Thanks @xuzhao9 for the update, I will check it.

xuzhao9 commented 1 year ago

Hi @chuanqi129 , I tried running your userbenchmark on our CI runner, and it failed with error: https://github.com/pytorch/benchmark/actions/runs/4885488240

Also, please let me know about which runner you would like to deploy your benchmark on.

chuanqi129 commented 1 year ago

Hi @chuanqi129 , I tried running your userbenchmark on our CI runner, and it failed with error: https://github.com/pytorch/benchmark/actions/runs/4885488240

Also, please let me know about which runner you would like to deploy your benchmark on.

Thanks @xuzhao9 for your great support for the cpu userbenchmark. I'm sorry about the late reply due to the out of office for labor holiday and AL. I will focus on it recent days and fix the CI runner failures.

Some reply for comments in #1559 as below

For on-demand AWS instances, can you check any of the AWS instances in https://github.com/pytorch/test-infra/blob/main/.github/scale-config.yml can be used? It is the preferred approach.

I have double checked the instance types in Pytorch ci node pool, c5 instance based on 2nd Generation Intel® Xeon® Scalable Processors (CLX), which can support fp32 and int8, but no bf16 datatype support. We can try to use linux.24xlarge instance for initial test.

If not (for example, we can't reach a reasonable low noise level), we can use the AWS metal instance, which is AWS g4dn.metal, with Intel(R) Xeon(R) Platinum 8259CL CPU. Does it support fp32/int8?

The 8259CL also belongs to 2nd Generation Intel® Xeon® Scalable Processors (CLX). So it also support fp32/int8. We can use linux.24xlarge instance firstly, if it has large noise, we can try this metal one later.

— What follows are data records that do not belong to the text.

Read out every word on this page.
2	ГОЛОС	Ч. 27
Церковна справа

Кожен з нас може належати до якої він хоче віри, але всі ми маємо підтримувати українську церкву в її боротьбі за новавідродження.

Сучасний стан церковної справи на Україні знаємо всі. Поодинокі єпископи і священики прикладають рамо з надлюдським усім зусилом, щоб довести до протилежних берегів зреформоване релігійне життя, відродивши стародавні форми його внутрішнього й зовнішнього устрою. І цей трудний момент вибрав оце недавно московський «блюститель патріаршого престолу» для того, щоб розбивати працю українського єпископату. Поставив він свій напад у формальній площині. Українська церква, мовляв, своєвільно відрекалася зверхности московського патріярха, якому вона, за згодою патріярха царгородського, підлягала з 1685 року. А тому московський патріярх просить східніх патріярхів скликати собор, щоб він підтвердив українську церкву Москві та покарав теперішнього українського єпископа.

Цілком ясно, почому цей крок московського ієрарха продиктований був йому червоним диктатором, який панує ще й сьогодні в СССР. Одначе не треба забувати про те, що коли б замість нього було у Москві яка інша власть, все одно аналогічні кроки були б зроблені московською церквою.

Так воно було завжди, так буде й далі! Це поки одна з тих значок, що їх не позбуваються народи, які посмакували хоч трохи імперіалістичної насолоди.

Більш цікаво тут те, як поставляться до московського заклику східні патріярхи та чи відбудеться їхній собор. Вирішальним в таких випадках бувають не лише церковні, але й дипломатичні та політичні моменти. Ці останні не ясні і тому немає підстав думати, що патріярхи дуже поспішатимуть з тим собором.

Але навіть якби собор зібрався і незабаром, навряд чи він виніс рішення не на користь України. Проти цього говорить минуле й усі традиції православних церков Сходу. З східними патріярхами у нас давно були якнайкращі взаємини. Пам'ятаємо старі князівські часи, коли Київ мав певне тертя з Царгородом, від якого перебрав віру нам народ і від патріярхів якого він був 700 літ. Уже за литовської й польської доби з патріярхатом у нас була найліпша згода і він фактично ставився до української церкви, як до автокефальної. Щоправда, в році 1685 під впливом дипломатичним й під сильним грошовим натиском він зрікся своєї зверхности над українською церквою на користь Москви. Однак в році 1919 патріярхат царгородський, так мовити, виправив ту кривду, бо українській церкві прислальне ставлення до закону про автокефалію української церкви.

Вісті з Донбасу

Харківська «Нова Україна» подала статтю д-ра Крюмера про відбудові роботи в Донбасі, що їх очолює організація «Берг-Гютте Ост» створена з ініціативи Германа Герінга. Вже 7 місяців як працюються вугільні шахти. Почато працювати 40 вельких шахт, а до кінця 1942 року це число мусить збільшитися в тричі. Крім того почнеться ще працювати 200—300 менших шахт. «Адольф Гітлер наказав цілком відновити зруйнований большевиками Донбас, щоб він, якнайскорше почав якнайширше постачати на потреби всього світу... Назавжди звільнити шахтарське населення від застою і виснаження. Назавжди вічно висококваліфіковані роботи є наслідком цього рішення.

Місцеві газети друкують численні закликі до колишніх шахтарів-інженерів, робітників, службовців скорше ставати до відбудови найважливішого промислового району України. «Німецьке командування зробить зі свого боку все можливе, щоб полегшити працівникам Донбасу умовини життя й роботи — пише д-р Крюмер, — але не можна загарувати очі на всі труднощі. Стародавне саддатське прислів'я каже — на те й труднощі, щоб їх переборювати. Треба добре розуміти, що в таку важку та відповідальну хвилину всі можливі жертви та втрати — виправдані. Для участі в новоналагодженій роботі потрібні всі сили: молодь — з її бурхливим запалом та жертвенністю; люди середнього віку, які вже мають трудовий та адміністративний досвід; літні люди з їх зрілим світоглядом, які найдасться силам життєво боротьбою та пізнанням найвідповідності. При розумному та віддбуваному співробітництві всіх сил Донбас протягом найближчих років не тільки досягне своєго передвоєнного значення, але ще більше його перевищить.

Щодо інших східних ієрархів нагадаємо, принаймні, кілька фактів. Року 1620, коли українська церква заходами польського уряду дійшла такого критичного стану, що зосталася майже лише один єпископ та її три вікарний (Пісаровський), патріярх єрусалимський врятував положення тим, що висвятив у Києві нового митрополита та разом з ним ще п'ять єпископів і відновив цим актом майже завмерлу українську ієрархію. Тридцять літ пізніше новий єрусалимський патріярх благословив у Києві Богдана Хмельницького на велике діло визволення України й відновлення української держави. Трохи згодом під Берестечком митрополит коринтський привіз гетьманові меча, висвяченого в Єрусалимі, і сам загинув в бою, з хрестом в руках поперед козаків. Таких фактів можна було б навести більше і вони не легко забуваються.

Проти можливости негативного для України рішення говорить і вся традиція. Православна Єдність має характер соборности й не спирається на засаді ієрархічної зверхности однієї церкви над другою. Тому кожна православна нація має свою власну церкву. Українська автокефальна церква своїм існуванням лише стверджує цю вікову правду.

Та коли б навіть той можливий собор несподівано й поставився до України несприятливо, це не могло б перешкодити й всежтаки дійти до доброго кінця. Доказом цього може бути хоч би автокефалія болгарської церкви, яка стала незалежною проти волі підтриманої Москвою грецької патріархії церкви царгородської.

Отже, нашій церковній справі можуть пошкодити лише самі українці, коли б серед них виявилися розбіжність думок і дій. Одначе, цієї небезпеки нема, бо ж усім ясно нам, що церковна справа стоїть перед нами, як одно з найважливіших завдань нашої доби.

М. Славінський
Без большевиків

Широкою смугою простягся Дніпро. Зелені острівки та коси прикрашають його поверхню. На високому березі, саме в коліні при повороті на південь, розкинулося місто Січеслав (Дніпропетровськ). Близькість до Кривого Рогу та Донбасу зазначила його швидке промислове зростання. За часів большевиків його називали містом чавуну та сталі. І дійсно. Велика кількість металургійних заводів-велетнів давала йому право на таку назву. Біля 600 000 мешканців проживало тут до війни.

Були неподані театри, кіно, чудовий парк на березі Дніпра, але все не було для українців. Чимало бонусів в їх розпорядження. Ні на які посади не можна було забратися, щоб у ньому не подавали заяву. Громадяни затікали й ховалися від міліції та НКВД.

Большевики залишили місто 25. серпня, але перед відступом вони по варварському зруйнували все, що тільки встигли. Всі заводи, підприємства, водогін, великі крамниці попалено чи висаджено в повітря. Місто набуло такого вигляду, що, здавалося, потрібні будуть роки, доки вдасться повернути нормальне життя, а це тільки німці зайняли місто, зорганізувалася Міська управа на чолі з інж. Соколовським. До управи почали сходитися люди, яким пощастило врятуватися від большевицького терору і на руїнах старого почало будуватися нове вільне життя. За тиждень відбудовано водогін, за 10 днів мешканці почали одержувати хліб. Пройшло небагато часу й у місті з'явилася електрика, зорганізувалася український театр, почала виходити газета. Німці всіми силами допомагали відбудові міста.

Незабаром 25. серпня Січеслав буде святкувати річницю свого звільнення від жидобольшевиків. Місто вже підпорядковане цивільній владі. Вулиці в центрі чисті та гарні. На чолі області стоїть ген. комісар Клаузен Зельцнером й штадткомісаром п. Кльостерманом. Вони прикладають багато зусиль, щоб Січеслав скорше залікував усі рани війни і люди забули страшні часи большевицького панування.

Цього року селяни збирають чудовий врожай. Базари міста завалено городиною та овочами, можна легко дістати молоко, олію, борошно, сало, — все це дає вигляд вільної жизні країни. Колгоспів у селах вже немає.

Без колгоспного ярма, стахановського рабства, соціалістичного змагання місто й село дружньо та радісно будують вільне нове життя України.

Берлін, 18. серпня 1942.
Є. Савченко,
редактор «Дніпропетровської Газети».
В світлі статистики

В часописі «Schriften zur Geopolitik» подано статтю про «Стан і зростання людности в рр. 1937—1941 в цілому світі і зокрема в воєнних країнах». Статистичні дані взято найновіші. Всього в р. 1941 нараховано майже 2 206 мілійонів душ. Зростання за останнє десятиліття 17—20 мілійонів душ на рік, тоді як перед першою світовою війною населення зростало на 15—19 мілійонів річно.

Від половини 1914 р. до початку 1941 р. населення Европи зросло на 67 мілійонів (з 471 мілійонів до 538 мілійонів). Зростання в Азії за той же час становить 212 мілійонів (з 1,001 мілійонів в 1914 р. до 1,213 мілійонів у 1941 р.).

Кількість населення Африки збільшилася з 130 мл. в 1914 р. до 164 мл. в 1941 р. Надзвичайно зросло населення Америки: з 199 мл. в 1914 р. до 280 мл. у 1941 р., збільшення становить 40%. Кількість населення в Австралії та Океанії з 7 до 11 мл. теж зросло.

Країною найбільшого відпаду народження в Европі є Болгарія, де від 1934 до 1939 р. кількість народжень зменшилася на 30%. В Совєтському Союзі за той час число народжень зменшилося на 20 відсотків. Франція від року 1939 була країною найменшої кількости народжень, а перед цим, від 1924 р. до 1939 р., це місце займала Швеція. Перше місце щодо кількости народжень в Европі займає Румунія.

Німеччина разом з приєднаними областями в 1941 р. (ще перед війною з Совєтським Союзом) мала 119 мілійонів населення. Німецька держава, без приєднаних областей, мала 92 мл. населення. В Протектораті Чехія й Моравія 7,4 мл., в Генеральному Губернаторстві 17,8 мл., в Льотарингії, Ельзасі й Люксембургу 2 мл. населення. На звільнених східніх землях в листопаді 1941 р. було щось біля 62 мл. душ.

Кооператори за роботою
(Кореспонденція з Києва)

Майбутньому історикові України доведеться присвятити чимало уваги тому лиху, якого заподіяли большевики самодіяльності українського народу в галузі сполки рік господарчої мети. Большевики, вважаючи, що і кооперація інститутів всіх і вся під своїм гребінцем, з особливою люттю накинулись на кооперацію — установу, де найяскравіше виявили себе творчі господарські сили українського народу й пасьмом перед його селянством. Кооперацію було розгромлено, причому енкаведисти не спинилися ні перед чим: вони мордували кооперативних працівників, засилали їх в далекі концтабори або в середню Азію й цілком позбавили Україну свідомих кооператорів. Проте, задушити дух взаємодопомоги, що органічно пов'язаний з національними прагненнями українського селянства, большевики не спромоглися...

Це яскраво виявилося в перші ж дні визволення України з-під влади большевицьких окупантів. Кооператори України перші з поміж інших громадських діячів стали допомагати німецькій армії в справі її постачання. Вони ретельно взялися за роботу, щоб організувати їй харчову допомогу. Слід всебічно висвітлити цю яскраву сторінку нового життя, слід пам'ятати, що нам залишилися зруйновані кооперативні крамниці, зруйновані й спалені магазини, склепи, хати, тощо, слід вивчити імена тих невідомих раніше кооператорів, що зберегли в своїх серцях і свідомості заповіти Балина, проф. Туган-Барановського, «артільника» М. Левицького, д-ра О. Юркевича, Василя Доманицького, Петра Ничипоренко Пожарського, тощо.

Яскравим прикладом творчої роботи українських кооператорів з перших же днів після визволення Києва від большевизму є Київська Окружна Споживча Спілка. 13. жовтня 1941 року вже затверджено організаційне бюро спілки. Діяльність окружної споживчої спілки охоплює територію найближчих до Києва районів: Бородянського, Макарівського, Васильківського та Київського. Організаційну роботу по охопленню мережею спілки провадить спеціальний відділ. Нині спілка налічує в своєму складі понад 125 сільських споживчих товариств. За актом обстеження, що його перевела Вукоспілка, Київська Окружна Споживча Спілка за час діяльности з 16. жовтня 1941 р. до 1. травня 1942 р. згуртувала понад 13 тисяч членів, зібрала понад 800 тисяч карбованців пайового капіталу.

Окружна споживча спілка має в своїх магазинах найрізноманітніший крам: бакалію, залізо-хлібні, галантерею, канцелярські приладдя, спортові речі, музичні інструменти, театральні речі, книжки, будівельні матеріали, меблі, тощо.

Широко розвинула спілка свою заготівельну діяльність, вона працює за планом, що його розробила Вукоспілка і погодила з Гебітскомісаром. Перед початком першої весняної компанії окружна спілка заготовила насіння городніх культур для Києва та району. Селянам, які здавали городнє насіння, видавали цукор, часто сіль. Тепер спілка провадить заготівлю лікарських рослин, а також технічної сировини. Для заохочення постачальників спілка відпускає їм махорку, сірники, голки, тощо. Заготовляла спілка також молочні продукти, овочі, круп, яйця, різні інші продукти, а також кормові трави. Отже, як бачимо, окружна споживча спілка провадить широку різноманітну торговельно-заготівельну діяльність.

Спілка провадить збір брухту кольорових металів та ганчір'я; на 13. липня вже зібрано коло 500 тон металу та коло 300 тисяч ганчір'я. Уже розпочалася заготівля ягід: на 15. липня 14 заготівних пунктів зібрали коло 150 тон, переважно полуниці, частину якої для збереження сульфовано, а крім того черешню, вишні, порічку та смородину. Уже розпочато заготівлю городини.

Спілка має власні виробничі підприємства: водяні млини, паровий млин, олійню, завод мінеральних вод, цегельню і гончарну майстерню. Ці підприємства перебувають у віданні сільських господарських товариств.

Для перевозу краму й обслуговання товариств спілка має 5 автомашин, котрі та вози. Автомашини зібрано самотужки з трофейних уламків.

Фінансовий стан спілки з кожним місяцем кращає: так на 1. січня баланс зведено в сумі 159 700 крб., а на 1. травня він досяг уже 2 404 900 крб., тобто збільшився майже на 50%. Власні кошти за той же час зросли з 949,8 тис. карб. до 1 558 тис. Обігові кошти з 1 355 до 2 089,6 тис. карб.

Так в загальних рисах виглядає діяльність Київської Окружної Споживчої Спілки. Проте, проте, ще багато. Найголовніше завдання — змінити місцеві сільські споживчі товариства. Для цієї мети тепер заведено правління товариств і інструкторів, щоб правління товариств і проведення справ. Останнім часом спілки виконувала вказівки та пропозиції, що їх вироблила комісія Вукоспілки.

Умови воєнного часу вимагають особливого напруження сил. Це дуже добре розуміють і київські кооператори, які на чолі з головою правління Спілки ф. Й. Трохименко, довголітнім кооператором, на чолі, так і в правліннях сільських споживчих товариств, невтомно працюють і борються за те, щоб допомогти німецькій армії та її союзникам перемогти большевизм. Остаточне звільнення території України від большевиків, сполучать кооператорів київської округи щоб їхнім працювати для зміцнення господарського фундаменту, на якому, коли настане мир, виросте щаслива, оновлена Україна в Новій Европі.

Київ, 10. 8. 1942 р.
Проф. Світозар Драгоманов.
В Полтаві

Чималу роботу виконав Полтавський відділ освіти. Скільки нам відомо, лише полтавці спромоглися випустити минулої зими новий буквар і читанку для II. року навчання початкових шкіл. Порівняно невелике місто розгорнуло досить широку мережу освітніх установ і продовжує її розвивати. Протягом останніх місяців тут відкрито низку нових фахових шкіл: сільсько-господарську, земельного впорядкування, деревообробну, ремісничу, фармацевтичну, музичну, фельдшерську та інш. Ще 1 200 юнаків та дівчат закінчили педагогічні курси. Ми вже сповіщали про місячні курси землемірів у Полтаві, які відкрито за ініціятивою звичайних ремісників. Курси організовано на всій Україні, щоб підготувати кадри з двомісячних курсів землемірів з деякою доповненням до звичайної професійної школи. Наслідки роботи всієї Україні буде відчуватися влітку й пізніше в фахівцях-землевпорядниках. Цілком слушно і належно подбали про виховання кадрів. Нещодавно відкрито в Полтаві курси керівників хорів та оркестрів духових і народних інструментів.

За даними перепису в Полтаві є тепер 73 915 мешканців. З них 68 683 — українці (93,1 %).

BTW, ideally, it will be great if we can deploy the cpu benchmark on c6i.16xlarge instance, because it will same with our dyanmo cpu dashboard used instance. (Nice to have)

xuzhao9 commented 1 year ago

@chuanqi129 I am wondering does the dynamo cpu dashboard work on GitHub Actions? Can I have the GitHub Actions workflow file?

chuanqi129 commented 1 year ago

@chuanqi129 I am wondering does the dynamo cpu dashboard work on GitHub Actions? Can I have the GitHub Actions workflow file?

No, the dynamo cpu dashboard maintained by our side. Attached this test used Dockerfile and scripts. In this test, all needed components are built from source code. And I also think it will be great if we can integrate this dynamo cpu dashboard test into Pytorch Github Action, but it needs c6i instance.

chuanqi129 commented 1 year ago

Hi @xuzhao9 , I have noticed that there are several GPT series models have been added into torchbench, how about adding the GPT-J-6B also? Seems it will be added into mlperf benchmark.